The article writer (Nathan) used uniformly distributed cryptographically secure ...

codexon · on June 10, 2009

Hello, this is the author. (btw Nathan is a commenter, not me)

It was exactly my conclusion that the hash function and data is more important than using mod prime.

Try to think of it this way. The ideal hash function takes your not so random data and outputs random data.

I = low-medium entropy data

H(I) = high entropy output equivalent to random numbers

bucket = (H(I) or random number) % m <--- experiment is here.

Now to simulate this, I used the previous model, as it is the definition of a good hash function. If you have repetitive data in, and repetitive data out, no modulus is going to help you.

So yes, the conclusion of your comment and mine are the same: Worry about your data and hash function.
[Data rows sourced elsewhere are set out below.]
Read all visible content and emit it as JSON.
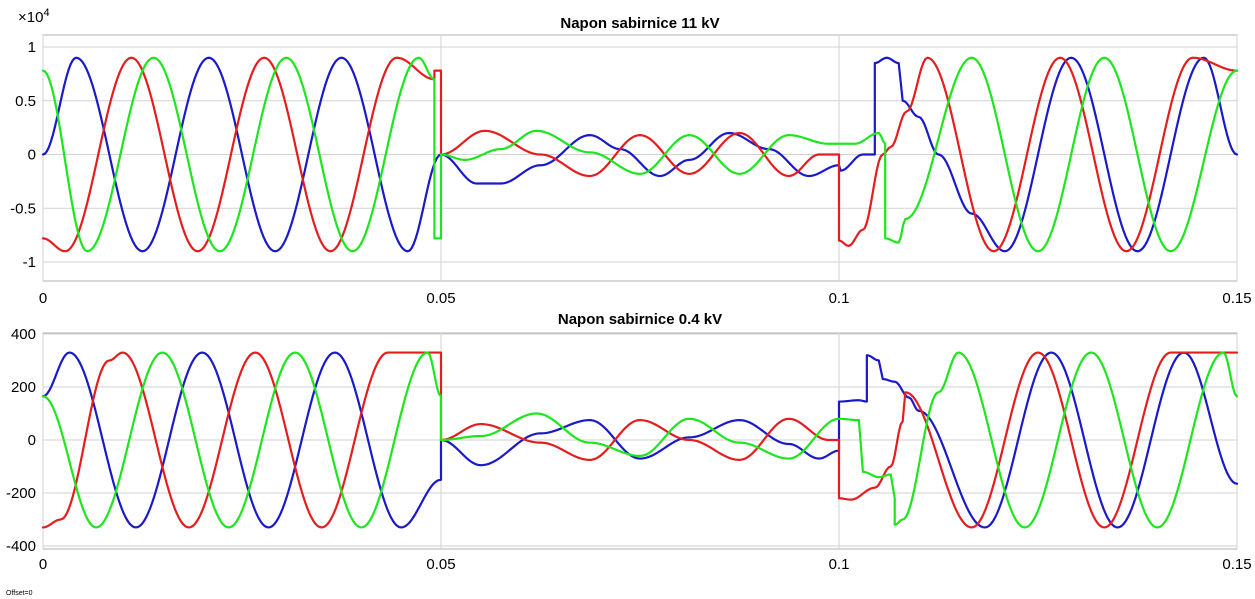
{
  "offset_label": "Offset=0",
  "colors": {
    "phase_a": "#e41e1e",
    "phase_b": "#1a1ac8",
    "phase_c": "#1ee61e",
    "grid": "#d2d2d2"
  },
  "chart_data": [
    {
      "type": "line",
      "title": "Napon sabirnice 11 kV",
      "xlabel": "",
      "ylabel": "",
      "exponent_label": "×10",
      "exponent_power": "4",
      "xlim": [
        0,
        0.15
      ],
      "ylim": [
        -1.2,
        1.1
      ],
      "grid": true,
      "x_ticks": [
        0,
        0.05,
        0.1,
        0.15
      ],
      "x_tick_labels": [
        "0",
        "0.05",
        "0.1",
        "0.15"
      ],
      "y_ticks": [
        1,
        0.5,
        0,
        -0.5,
        -1
      ],
      "y_tick_labels": [
        "1",
        "0.5",
        "0",
        "-0.5",
        "-1"
      ],
      "series": [
        {
          "color": "#1a1ac8",
          "points": [
            [
              0,
              0
            ],
            [
              0.00417,
              0.9
            ],
            [
              0.0125,
              -0.9
            ],
            [
              0.02083,
              0.9
            ],
            [
              0.02917,
              -0.9
            ],
            [
              0.0375,
              0.9
            ],
            [
              0.04583,
              -0.9
            ],
            [
              0.05,
              0
            ],
            [
              0.0545,
              -0.27
            ],
            [
              0.0575,
              -0.27
            ],
            [
              0.0625,
              -0.1
            ],
            [
              0.0687,
              0.18
            ],
            [
              0.0725,
              0.05
            ],
            [
              0.0775,
              -0.2
            ],
            [
              0.0812,
              -0.05
            ],
            [
              0.0862,
              0.2
            ],
            [
              0.0912,
              0.05
            ],
            [
              0.0962,
              -0.2
            ],
            [
              0.1,
              -0.1
            ],
            [
              0.1002,
              -0.15
            ],
            [
              0.103,
              0
            ],
            [
              0.1045,
              0
            ],
            [
              0.1045,
              0.85
            ],
            [
              0.106,
              0.9
            ],
            [
              0.1075,
              0.85
            ],
            [
              0.108,
              0.5
            ],
            [
              0.11,
              0.35
            ],
            [
              0.1125,
              0
            ],
            [
              0.1167,
              -0.55
            ],
            [
              0.12083,
              -0.9
            ],
            [
              0.12917,
              0.9
            ],
            [
              0.1375,
              -0.9
            ],
            [
              0.14583,
              0.9
            ],
            [
              0.15,
              0
            ]
          ]
        },
        {
          "color": "#e41e1e",
          "points": [
            [
              0,
              -0.78
            ],
            [
              0.00278,
              -0.9
            ],
            [
              0.01111,
              0.9
            ],
            [
              0.01944,
              -0.9
            ],
            [
              0.02778,
              0.9
            ],
            [
              0.03611,
              -0.9
            ],
            [
              0.04444,
              0.9
            ],
            [
              0.04917,
              0.7
            ],
            [
              0.04917,
              0.78
            ],
            [
              0.05,
              0.78
            ],
            [
              0.05,
              0
            ],
            [
              0.0555,
              0.22
            ],
            [
              0.0625,
              0
            ],
            [
              0.0687,
              -0.2
            ],
            [
              0.075,
              0.18
            ],
            [
              0.0812,
              -0.18
            ],
            [
              0.0875,
              0.2
            ],
            [
              0.0937,
              -0.2
            ],
            [
              0.0975,
              0
            ],
            [
              0.1,
              0
            ],
            [
              0.1,
              -0.8
            ],
            [
              0.1012,
              -0.85
            ],
            [
              0.103,
              -0.7
            ],
            [
              0.1055,
              0
            ],
            [
              0.1065,
              0.07
            ],
            [
              0.1085,
              0.4
            ],
            [
              0.11111,
              0.9
            ],
            [
              0.11944,
              -0.9
            ],
            [
              0.12778,
              0.9
            ],
            [
              0.13611,
              -0.9
            ],
            [
              0.14444,
              0.9
            ],
            [
              0.15,
              0.78
            ]
          ]
        },
        {
          "color": "#1ee61e",
          "points": [
            [
              0,
              0.78
            ],
            [
              0.00556,
              -0.9
            ],
            [
              0.01389,
              0.9
            ],
            [
              0.02222,
              -0.9
            ],
            [
              0.03056,
              0.9
            ],
            [
              0.03889,
              -0.9
            ],
            [
              0.04722,
              0.9
            ],
            [
              0.04917,
              0.7
            ],
            [
              0.04917,
              -0.78
            ],
            [
              0.05,
              -0.78
            ],
            [
              0.05,
              0
            ],
            [
              0.053,
              -0.05
            ],
            [
              0.0575,
              0.05
            ],
            [
              0.062,
              0.22
            ],
            [
              0.0687,
              0.02
            ],
            [
              0.075,
              -0.18
            ],
            [
              0.0812,
              0.18
            ],
            [
              0.0875,
              -0.18
            ],
            [
              0.0937,
              0.18
            ],
            [
              0.0987,
              0.1
            ],
            [
              0.102,
              0.1
            ],
            [
              0.105,
              0.2
            ],
            [
              0.1058,
              0.1
            ],
            [
              0.1058,
              -0.78
            ],
            [
              0.1075,
              -0.82
            ],
            [
              0.10833,
              -0.6
            ],
            [
              0.11667,
              0.9
            ],
            [
              0.125,
              -0.9
            ],
            [
              0.13333,
              0.9
            ],
            [
              0.14167,
              -0.9
            ],
            [
              0.15,
              0.78
            ]
          ]
        }
      ]
    },
    {
      "type": "line",
      "title": "Napon sabirnice 0.4 kV",
      "xlabel": "",
      "ylabel": "",
      "xlim": [
        0,
        0.15
      ],
      "ylim": [
        -400,
        400
      ],
      "grid": true,
      "x_ticks": [
        0,
        0.05,
        0.1,
        0.15
      ],
      "x_tick_labels": [
        "0",
        "0.05",
        "0.1",
        "0.15"
      ],
      "y_ticks": [
        400,
        200,
        0,
        -200,
        -400
      ],
      "y_tick_labels": [
        "400",
        "200",
        "0",
        "-200",
        "-400"
      ],
      "series": [
        {
          "color": "#1a1ac8",
          "points": [
            [
              0,
              165
            ],
            [
              0.00333,
              330
            ],
            [
              0.01167,
              -330
            ],
            [
              0.02,
              330
            ],
            [
              0.02833,
              -330
            ],
            [
              0.03667,
              330
            ],
            [
              0.045,
              -330
            ],
            [
              0.05,
              -150
            ],
            [
              0.05,
              0
            ],
            [
              0.055,
              -95
            ],
            [
              0.0625,
              25
            ],
            [
              0.0687,
              75
            ],
            [
              0.075,
              -70
            ],
            [
              0.0812,
              10
            ],
            [
              0.0875,
              75
            ],
            [
              0.0937,
              -15
            ],
            [
              0.0975,
              -70
            ],
            [
              0.1,
              -40
            ],
            [
              0.1,
              145
            ],
            [
              0.1025,
              150
            ],
            [
              0.1035,
              145
            ],
            [
              0.1035,
              320
            ],
            [
              0.105,
              300
            ],
            [
              0.1055,
              230
            ],
            [
              0.107,
              220
            ],
            [
              0.1088,
              160
            ],
            [
              0.11,
              110
            ],
            [
              0.11833,
              -330
            ],
            [
              0.12667,
              330
            ],
            [
              0.135,
              -330
            ],
            [
              0.14333,
              330
            ],
            [
              0.15,
              -165
            ]
          ]
        },
        {
          "color": "#e41e1e",
          "points": [
            [
              0,
              -330
            ],
            [
              0.00222,
              -300
            ],
            [
              0.00833,
              300
            ],
            [
              0.01,
              330
            ],
            [
              0.01833,
              -330
            ],
            [
              0.02667,
              330
            ],
            [
              0.035,
              -330
            ],
            [
              0.04333,
              330
            ],
            [
              0.04917,
              330
            ],
            [
              0.05,
              330
            ],
            [
              0.05,
              0
            ],
            [
              0.055,
              60
            ],
            [
              0.0625,
              -10
            ],
            [
              0.0687,
              -75
            ],
            [
              0.075,
              75
            ],
            [
              0.0812,
              0
            ],
            [
              0.0875,
              -75
            ],
            [
              0.0937,
              80
            ],
            [
              0.0987,
              0
            ],
            [
              0.1,
              0
            ],
            [
              0.1,
              -220
            ],
            [
              0.1015,
              -225
            ],
            [
              0.1045,
              -180
            ],
            [
              0.1065,
              -100
            ],
            [
              0.108,
              70
            ],
            [
              0.10833,
              180
            ],
            [
              0.11667,
              -330
            ],
            [
              0.125,
              330
            ],
            [
              0.13333,
              -330
            ],
            [
              0.14167,
              330
            ],
            [
              0.15,
              330
            ]
          ]
        },
        {
          "color": "#1ee61e",
          "points": [
            [
              0,
              165
            ],
            [
              0.00667,
              -330
            ],
            [
              0.015,
              330
            ],
            [
              0.02333,
              -330
            ],
            [
              0.03167,
              330
            ],
            [
              0.04,
              -330
            ],
            [
              0.04833,
              330
            ],
            [
              0.05,
              165
            ],
            [
              0.05,
              0
            ],
            [
              0.055,
              15
            ],
            [
              0.062,
              100
            ],
            [
              0.0687,
              -10
            ],
            [
              0.075,
              -60
            ],
            [
              0.0812,
              80
            ],
            [
              0.0875,
              -10
            ],
            [
              0.0937,
              -70
            ],
            [
              0.1,
              80
            ],
            [
              0.1025,
              75
            ],
            [
              0.103,
              -120
            ],
            [
              0.105,
              -140
            ],
            [
              0.1065,
              -130
            ],
            [
              0.107,
              -220
            ],
            [
              0.107,
              -320
            ],
            [
              0.108,
              -300
            ],
            [
              0.1125,
              180
            ],
            [
              0.115,
              330
            ],
            [
              0.12333,
              -330
            ],
            [
              0.13167,
              330
            ],
            [
              0.14,
              -330
            ],
            [
              0.1483,
              330
            ],
            [
              0.15,
              165
            ]
          ]
        }
      ]
    }
  ]
}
But many people came out of the woodwork trying to poke holes in the experiment.

barrkel · on June 10, 2009

Except for the last bit - a prime modulus ameliorates weaknesses in the hash function.
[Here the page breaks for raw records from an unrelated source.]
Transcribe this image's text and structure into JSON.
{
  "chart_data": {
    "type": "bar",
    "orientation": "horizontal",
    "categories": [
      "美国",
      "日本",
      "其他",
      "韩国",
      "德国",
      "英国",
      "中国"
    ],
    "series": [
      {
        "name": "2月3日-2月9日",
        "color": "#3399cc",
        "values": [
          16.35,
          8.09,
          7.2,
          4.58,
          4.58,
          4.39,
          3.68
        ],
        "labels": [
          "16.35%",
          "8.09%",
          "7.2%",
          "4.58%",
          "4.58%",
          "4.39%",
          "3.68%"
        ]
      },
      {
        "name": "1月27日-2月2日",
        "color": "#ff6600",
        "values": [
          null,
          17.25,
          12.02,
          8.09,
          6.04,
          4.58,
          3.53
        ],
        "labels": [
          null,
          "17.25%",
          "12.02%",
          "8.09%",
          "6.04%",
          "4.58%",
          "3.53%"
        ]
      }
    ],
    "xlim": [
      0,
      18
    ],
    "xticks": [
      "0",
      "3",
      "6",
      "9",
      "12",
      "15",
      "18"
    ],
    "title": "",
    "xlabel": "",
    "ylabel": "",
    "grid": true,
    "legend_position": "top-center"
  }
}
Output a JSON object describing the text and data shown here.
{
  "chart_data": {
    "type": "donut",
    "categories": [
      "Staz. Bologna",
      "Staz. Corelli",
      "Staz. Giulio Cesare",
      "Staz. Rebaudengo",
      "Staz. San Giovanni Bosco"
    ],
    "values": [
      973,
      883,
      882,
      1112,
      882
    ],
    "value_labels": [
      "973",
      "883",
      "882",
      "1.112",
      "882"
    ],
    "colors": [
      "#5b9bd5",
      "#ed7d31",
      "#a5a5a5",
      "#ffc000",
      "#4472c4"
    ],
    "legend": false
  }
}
Since most hash tables are written to support user-supplied hash functions, and users need to write hash functions to support value-based equality when storing values of custom types in hash tables, it makes a lot of sense for the hash table implementer to take this into account.

Finally, there's a trade-off: sometimes a fast hash function with some weaknesses, but using a prime modulus, can be a better choice than a slower, more thorough hash function with e.g. a power of two modulus (bitwise and).

calambrac · on June 10, 2009

If you have repetitive data in, and repetitive data out, no modulus is going to help you.

Um, no. A prime modulus will often help in this case. That's the whole point.

codexon · on June 10, 2009

Do you have any statistical evidence?

calambrac · on June 10, 2009

In your test code, change your loop to:

    for r in [3, 5, 17, 257]:
        for i in xrange(n):
            num = r * i
            table_p[num%prime] += 1
            table_c[num%composite] += 1

On here and on your blog, you keep falling back to the observation that modulo prime makes no difference when you have a uniform distribution of inputs, like you get after you apply a good hash function.

Nobody who is telling you that you're wrong would dispute that. The fundamental point that you keep ignoring is that doesn't matter, because as a library writer providing a hashtable, you don't control the hash function. Having a simple way to mitigate the ill effects of users choosing bad hash functions is a good thing. Why do you keep ignoring this point?